Грузовая машина подхватывает нас, мчит к озеру, к санаторию.

Рождение солнца мы встречаем на берегу, на сырой от росы деревянной десятиметровой вышке. Далеко отсюда проглядывается толща воды до самого дна.

Озеро большое, дальние его берега тронуты голубоватым туманом. На одном конце камни, на другом камыш.

Сидим на вышке, греемся в лучах теплого солнца. Потом поднимаемся, и Лена учит меня, как надо прыгать в воду с такой высоты.

— Ты сжимай все мускулы, сделай тело камнем и тогда лети. Ну!.. Раз, два…

Я беру в руки воображаемую трапецию, сгибаюсь и под команду Лены, со словом «три» покидаю вышку. Я вижу в летящей на меня воде осколки неба и горы, обгоняющие мой прыжок, а у самого берега Андрюшу Борисова, дядю Мишу, Гарбуза. Их руки полны серебристым трепетом карасей.

Я разорвал воду, и озеро раскрыло свою глубину, давая мне проход. С башни машет платком Лена. Рыбаки бросили удочки и кричат что-то.

Наверное, они вместе с Леной радуются удачному полету.

По крутой лестнице поднимаюсь к Лене. Исцарапанные бедра, обгоревшая грудь в росе. Лена ловит губами холодные капли, греющими пальцами сушит мои мускулы и шепчет, не скрывая блеска глаз:

— Санечка!..

…Вечером мы все еще в горах. Уже видно, как внизу звездным небом горит долина Магнитки. Зарево доменных плавок накрыло темные облака и кажется восходом настоящего солнца. Мы осторожно садимся на камни. Луна осыпает нас белым дождем.

Мы сидим бесконечно долго.

…Возвращаемся в санаторий по тесному от человеческой толпы берегу. Люди останавливаются, пытливо смотрят на нас, крепко обнимающихся, солнечных, с поющими глазами.

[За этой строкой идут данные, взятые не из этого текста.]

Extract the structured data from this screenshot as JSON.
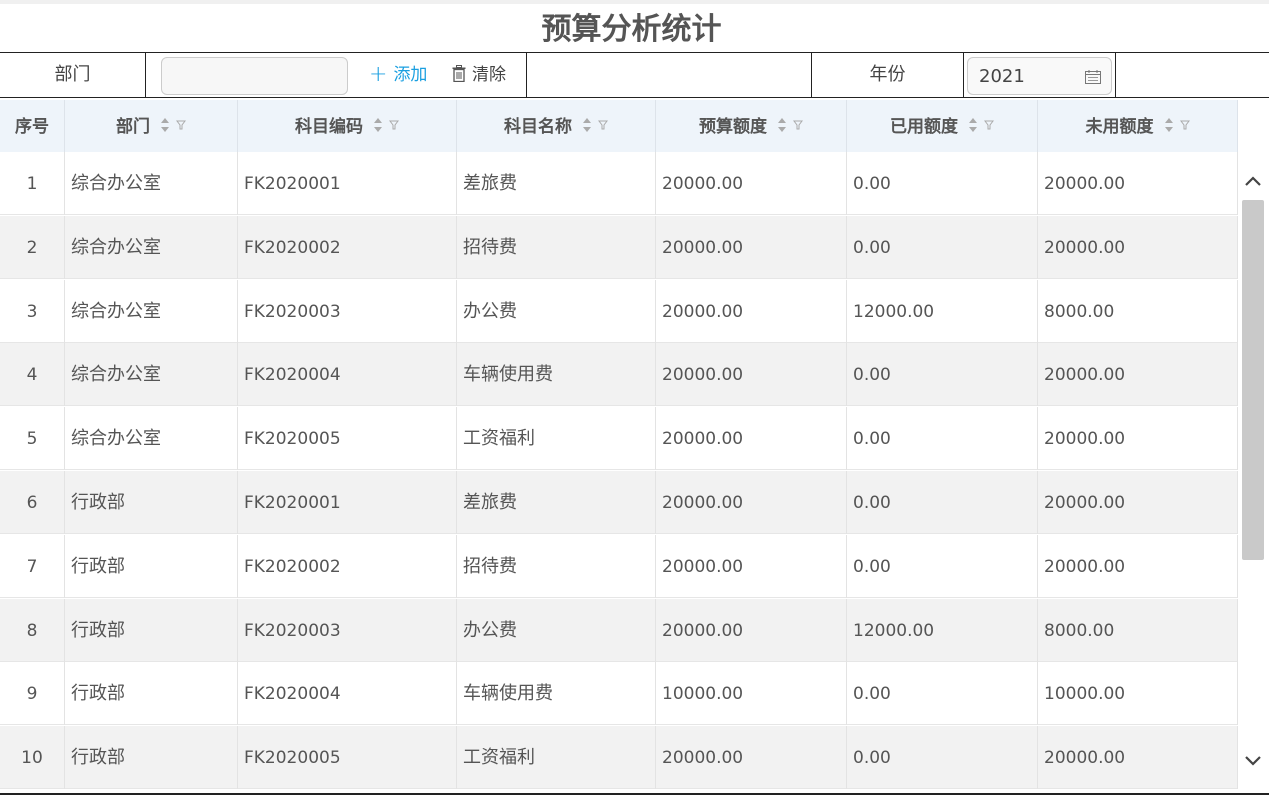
{
  "page": {
    "title": "预算分析统计"
  },
  "filters": {
    "dept_label": "部门",
    "dept_value": "",
    "add_label": "添加",
    "clear_label": "清除",
    "year_label": "年份",
    "year_value": "2021"
  },
  "table": {
    "columns": [
      "序号",
      "部门",
      "科目编码",
      "科目名称",
      "预算额度",
      "已用额度",
      "未用额度"
    ],
    "rows": [
      [
        "1",
        "综合办公室",
        "FK2020001",
        "差旅费",
        "20000.00",
        "0.00",
        "20000.00"
      ],
      [
        "2",
        "综合办公室",
        "FK2020002",
        "招待费",
        "20000.00",
        "0.00",
        "20000.00"
      ],
      [
        "3",
        "综合办公室",
        "FK2020003",
        "办公费",
        "20000.00",
        "12000.00",
        "8000.00"
      ],
      [
        "4",
        "综合办公室",
        "FK2020004",
        "车辆使用费",
        "20000.00",
        "0.00",
        "20000.00"
      ],
      [
        "5",
        "综合办公室",
        "FK2020005",
        "工资福利",
        "20000.00",
        "0.00",
        "20000.00"
      ],
      [
        "6",
        "行政部",
        "FK2020001",
        "差旅费",
        "20000.00",
        "0.00",
        "20000.00"
      ],
      [
        "7",
        "行政部",
        "FK2020002",
        "招待费",
        "20000.00",
        "0.00",
        "20000.00"
      ],
      [
        "8",
        "行政部",
        "FK2020003",
        "办公费",
        "20000.00",
        "12000.00",
        "8000.00"
      ],
      [
        "9",
        "行政部",
        "FK2020004",
        "车辆使用费",
        "10000.00",
        "0.00",
        "10000.00"
      ],
      [
        "10",
        "行政部",
        "FK2020005",
        "工资福利",
        "20000.00",
        "0.00",
        "20000.00"
      ]
    ]
  },
  "colors": {
    "accent": "#1a9fe0",
    "header_bg": "#eef4fa",
    "stripe": "#f2f2f2"
  },
  "icons": {
    "add": "plus-icon",
    "clear": "trash-icon",
    "date": "calendar-icon",
    "sort": "sort-icon",
    "filter": "filter-icon"
  }
}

Прощаясь, Лена кладет гибкие руки на мои волосы и с закрытыми глазами говорит:

— Санечка, мне, наверное, уже нельзя подниматься на скалы.

Я еще не понимаю.

Она закрыла ухо горящими губами, шепнула:

— Родной, ты должен любить его… Саньку, еще сильнее меня.

Убежала по мраморной лестнице в женские комнаты санатория.

А я мчусь на свою половину, кружусь по комнате. Мне хочется обнять стол, кровать, стены, люстру, санаторий, весь мир. Хочу молчать. Хочу прислушиваться к своему сердцу, к своим думам.

Потом бегу по засыпающему санаторию, нахожу золотозубого инженера Гарбуза.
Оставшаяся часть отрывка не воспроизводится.